The Zebrafish Information Network (ZFIN, http://zfin.org), the model organism database for zebrafish, provides the central location for curated zebrafish genetic, genomic and developmental data. Extensive data integration of mutant phenotypes, genes, expression patterns, sequences, genetic markers, morpholinos, map positions, publications and community resources facilitates the use of the zebrafish as a model for studying gene function, development, behavior and disease. Access to ZFIN data is provided via web-based query forms and through bulk data files. ZFIN is the definitive source for zebrafish gene and allele nomenclature, the zebrafish anatomical ontology (AO) and for zebrafish gene ontology (GO) annotations.
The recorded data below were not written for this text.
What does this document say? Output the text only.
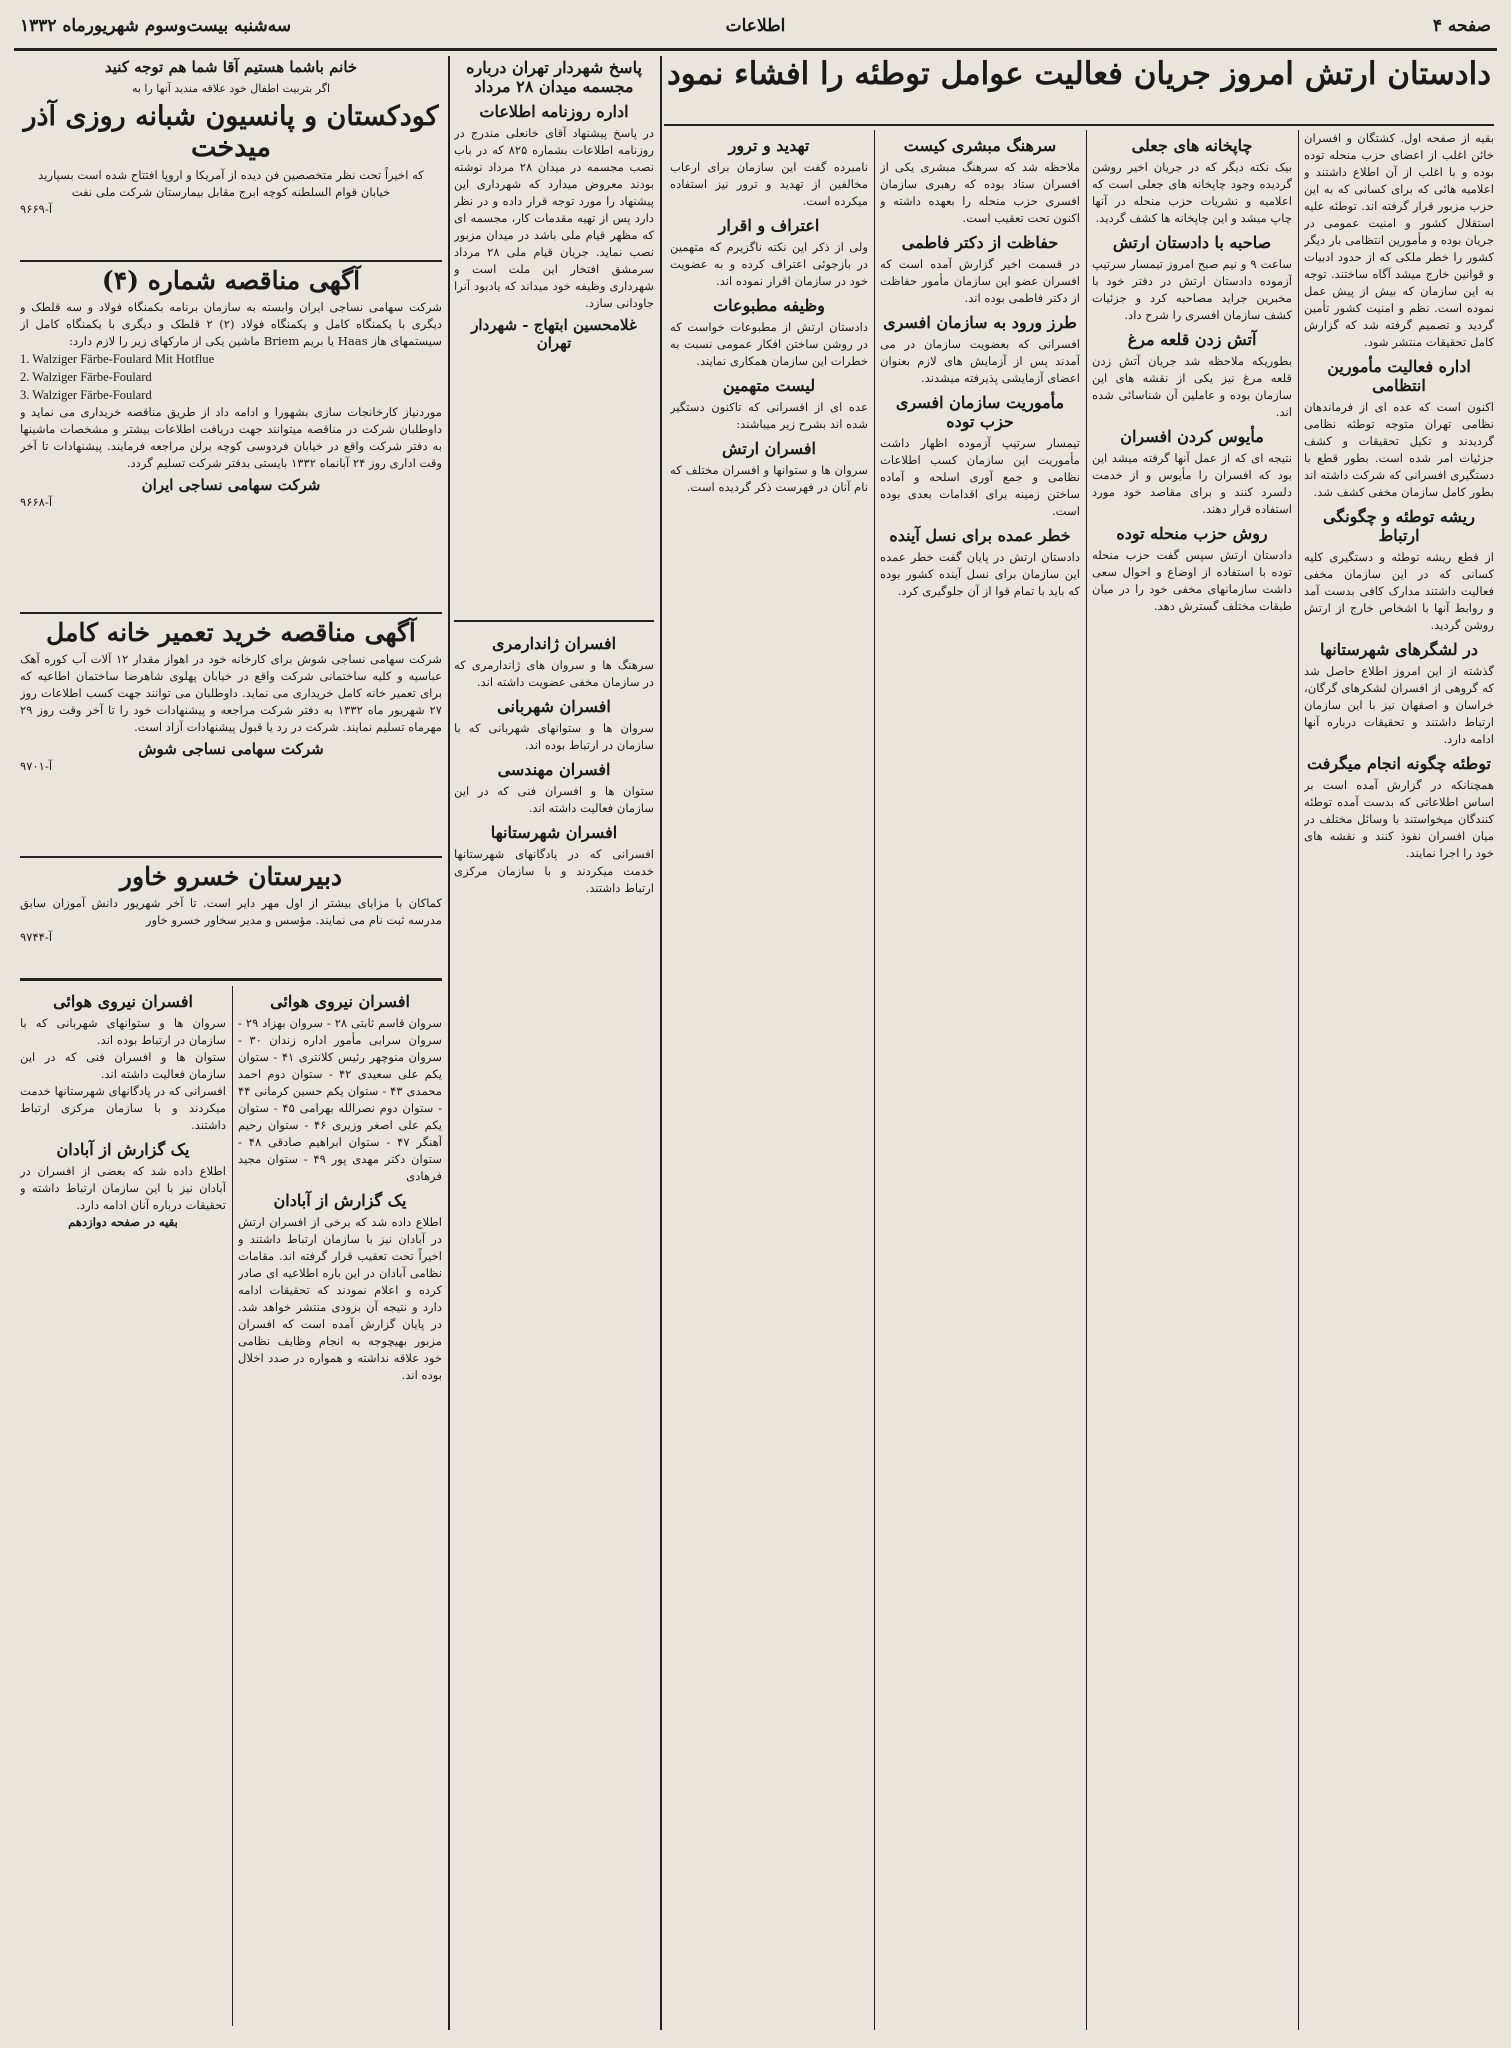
صفحه ۴
اطلاعات
سه‌شنبه بیست‌وسوم شهریورماه ۱۳۳۲
داد‌ستان ارتش امروز جریان فعالیت عوامل توطئه را افشاء نمود

بقیه از صفحه اول. کشتگان و افسران خائن اغلب از اعضای حزب منحله توده بوده و با اغلب از آن اطلاع داشتند و اعلامیه هائی که برای کسانی که به این حزب مزبور قرار گرفته اند. توطئه علیه استقلال کشور و امنیت عمومی در جریان بوده و مأمورین انتظامی بار دیگر کشور را خطر ملکی که از حدود ادبیات و قوانین خارج میشد آگاه ساختند. توجه به این سازمان که بیش از پیش عمل نموده است. نظم و امنیت کشور تأمین گردید و تصمیم گرفته شد که گزارش کامل تحقیقات منتشر شود.

اداره فعالیت مأمورین انتظامی

اکنون است که عده ای از فرماندهان نظامی تهران متوجه توطئه نظامی گردیدند و تکیل تحقیقات و کشف جزئیات امر شده است. بطور قطع با دستگیری افسرانی که شرکت داشته اند بطور کامل سازمان مخفی کشف شد.

ریشه توطئه و چگونگی ارتباط

از قطع ریشه توطئه و دستگیری کلیه کسانی که در این سازمان مخفی فعالیت داشتند مدارک کافی بدست آمد و روابط آنها با اشخاص خارج از ارتش روشن گردید.

در لشگرهای شهرستانها

گذشته از این امروز اطلاع حاصل شد که گروهی از افسران لشکرهای گرگان، خراسان و اصفهان نیز با این سازمان ارتباط داشتند و تحقیقات درباره آنها ادامه دارد.

توطئه چگونه انجام میگرفت

همچنانکه در گزارش آمده است بر اساس اطلاعاتی که بدست آمده توطئه کنندگان میخواستند با وسائل مختلف در میان افسران نفوذ کنند و نقشه های خود را اجرا نمایند.

چاپخانه های جعلی

بیک نکته دیگر که در جریان اخیر روشن گردیده وجود چاپخانه های جعلی است که اعلامیه و نشریات حزب منحله در آنها چاپ میشد و این چاپخانه ها کشف گردید.

صاحبه با دادستان ارتش

ساعت ۹ و نیم صبح امروز تیمسار سرتیپ آزموده دادستان ارتش در دفتر خود با مخبرین جراید مصاحبه کرد و جزئیات کشف سازمان افسری را شرح داد.

آتش زدن قلعه مرغ

بطوریکه ملاحظه شد جریان آتش زدن قلعه مرغ نیز یکی از نقشه های این سازمان بوده و عاملین آن شناسائی شده اند.

مأیوس کردن افسران

نتیجه ای که از عمل آنها گرفته میشد این بود که افسران را مأیوس و از خدمت دلسرد کنند و برای مقاصد خود مورد استفاده قرار دهند.

روش حزب منحله توده

دادستان ارتش سپس گفت حزب منحله توده با استفاده از اوضاع و احوال سعی داشت سازمانهای مخفی خود را در میان طبقات مختلف گسترش دهد.

سرهنگ مبشری کیست

ملاحظه شد که سرهنگ مبشری یکی از افسران ستاد بوده که رهبری سازمان افسری حزب منحله را بعهده داشته و اکنون تحت تعقیب است.

حفاظت از دکتر فاطمی

در قسمت اخیر گزارش آمده است که افسران عضو این سازمان مأمور حفاظت از دکتر فاطمی بوده اند.

طرز ورود به سازمان افسری

افسرانی که بعضویت سازمان در می آمدند پس از آزمایش های لازم بعنوان اعضای آزمایشی پذیرفته میشدند.

مأموریت سازمان افسری حزب توده

تیمسار سرتیپ آزموده اظهار داشت مأموریت این سازمان کسب اطلاعات نظامی و جمع آوری اسلحه و آماده ساختن زمینه برای اقدامات بعدی بوده است.

خطر عمده برای نسل آینده

دادستان ارتش در پایان گفت خطر عمده این سازمان برای نسل آینده کشور بوده که باید با تمام قوا از آن جلوگیری کرد.

تهدید و ترور

نامبرده گفت این سازمان برای ارعاب مخالفین از تهدید و ترور نیز استفاده میکرده است.

اعتراف و اقرار

ولی از ذکر این نکته ناگزیرم که متهمین در بازجوئی اعتراف کرده و به عضویت خود در سازمان اقرار نموده اند.

وظیفه مطبوعات

دادستان ارتش از مطبوعات خواست که در روشن ساختن افکار عمومی نسبت به خطرات این سازمان همکاری نمایند.

لیست متهمین

عده ای از افسرانی که تاکنون دستگیر شده اند بشرح زیر میباشند:

افسران ارتش

سروان ها و ستوانها و افسران مختلف که نام آنان در فهرست ذکر گردیده است.

پاسخ شهردار تهران درباره مجسمه میدان ۲۸ مرداد
اداره روزنامه اطلاعات

در پاسخ پیشنهاد آقای خانعلی مندرج در روزنامه اطلاعات بشماره ۸۲۵ که در باب نصب مجسمه در میدان ۲۸ مرداد نوشته بودند معروض میدارد که شهرداری این پیشنهاد را مورد توجه قرار داده و در نظر دارد پس از تهیه مقدمات کار، مجسمه ای که مظهر قیام ملی باشد در میدان مزبور نصب نماید. جریان قیام ملی ۲۸ مرداد سرمشق افتخار این ملت است و شهرداری وظیفه خود میداند که یادبود آنرا جاودانی سازد.

غلامحسین ابتهاج - شهردار تهران
افسران ژاندارمری

سرهنگ ها و سروان های ژاندارمری که در سازمان مخفی عضویت داشته اند.

افسران شهربانی

سروان ها و ستوانهای شهربانی که با سازمان در ارتباط بوده اند.

افسران مهندسی

ستوان ها و افسران فنی که در این سازمان فعالیت داشته اند.

افسران شهرستانها

افسرانی که در پادگانهای شهرستانها خدمت میکردند و با سازمان مرکزی ارتباط داشتند.

خانم باشما هستیم آقا شما هم توجه کنید
اگر بتربیت اطفال خود علاقه مندید آنها را به
کودکستان و پانسیون شبانه روزی آذر میدخت

که اخیراً تحت نظر متخصصین فن دیده از آمریکا و اروپا افتتاح شده است بسپارید

خیابان قوام السلطنه کوچه ابرج مقابل بیمارستان شرکت ملی نفت

آ-۹۶۶۹
آگهی مناقصه شماره (۴)

شرکت سهامی نساجی ایران وابسته به سازمان برنامه بکمنگاه فولاد و سه قلطک و دیگری با یکمنگاه کامل و یکمنگاه فولاد (۲) ۲ قلطک و دیگری با یکمنگاه کامل از سیستمهای هاز Haas یا بریم Briem ماشین یکی از مارکهای زیر را لازم دارد:

1. Walziger Färbe-Foulard Mit Hotflue
2. Walziger Färbe-Foulard
3. Walziger Färbe-Foulard

موردنیاز کارخانجات سازی بشهورا و ادامه داد از طریق مناقصه خریداری می نماید و داوطلبان شرکت در مناقصه میتوانند جهت دریافت اطلاعات بیشتر و مشخصات ماشینها به دفتر شرکت واقع در خیابان فردوسی کوچه برلن مراجعه فرمایند. پیشنهادات تا آخر وقت اداری روز ۲۴ آبانماه ۱۳۳۲ بایستی بدفتر شرکت تسلیم گردد.

شرکت سهامی نساجی ایران
آ-۹۶۶۸
آگهی مناقصه خرید تعمیر خانه کامل

شرکت سهامی نساجی شوش برای کارخانه خود در اهواز مقدار ۱۲ آلات آب کوره آهک عباسیه و کلیه ساختمانی شرکت واقع در خیابان پهلوی شاهرضا ساختمان اطاعیه که برای تعمیر خانه کامل خریداری می نماید. داوطلبان می توانند جهت کسب اطلاعات روز ۲۷ شهریور ماه ۱۳۳۲ به دفتر شرکت مراجعه و پیشنهادات خود را تا آخر وقت روز ۲۹ مهرماه تسلیم نمایند. شرکت در رد یا قبول پیشنهادات آزاد است.

شرکت سهامی نساجی شوش
آ-۹۷۰۱
دبیرستان خسرو خاور

کماکان با مزایای بیشتر از اول مهر دایر است. تا آخر شهریور دانش آموزان سابق مدرسه ثبت نام می نمایند. مؤسس و مدیر سخاور خسرو خاور

آ-۹۷۴۴
افسران نیروی هوائی

سروان قاسم ثابتی ۲۸ - سروان بهزاد ۲۹ - سروان سرابی مأمور اداره زندان ۳۰ - سروان منوچهر رئیس کلانتری ۴۱ - ستوان یکم علی سعیدی ۴۲ - ستوان دوم احمد محمدی ۴۳ - ستوان یکم حسین کرمانی ۴۴ - ستوان دوم نصرالله بهرامی ۴۵ - ستوان یکم علی اصغر وزیری ۴۶ - ستوان رحیم آهنگر ۴۷ - ستوان ابراهیم صادقی ۴۸ - ستوان دکتر مهدی پور ۴۹ - ستوان مجید فرهادی

یک گزارش از آبادان

اطلاع داده شد که برخی از افسران ارتش در آبادان نیز با سازمان ارتباط داشتند و اخیراً تحت تعقیب قرار گرفته اند. مقامات نظامی آبادان در این باره اطلاعیه ای صادر کرده و اعلام نمودند که تحقیقات ادامه دارد و نتیجه آن بزودی منتشر خواهد شد. در پایان گزارش آمده است که افسران مزبور بهیچوجه به انجام وظایف نظامی خود علاقه نداشته و همواره در صدد اخلال بوده اند.

افسران نیروی هوائی

سروان ها و ستوانهای شهربانی که با سازمان در ارتباط بوده اند.

ستوان ها و افسران فنی که در این سازمان فعالیت داشته اند.

افسرانی که در پادگانهای شهرستانها خدمت میکردند و با سازمان مرکزی ارتباط داشتند.

یک گزارش از آبادان

اطلاع داده شد که بعضی از افسران در آبادان نیز با این سازمان ارتباط داشته و تحقیقات درباره آنان ادامه دارد.

بقیه در صفحه دوازدهم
ZFIN plays an active role in the development of cross-species ontologies such as the phenotypic quality ontology (PATO) and the gene ontology (GO). Recent enhancements to ZFIN include (i) a new home page and navigation bar, (ii) expanded support for genotypes and phenotypes, (iii) comprehensive phenotype annotations based on anatomical, phenotypic quality and gene ontologies, (iv) a BLAST server tightly integrated with the ZFIN database via ZFIN-specific datasets, (v) a global site search and (vi) help with hands-on resources.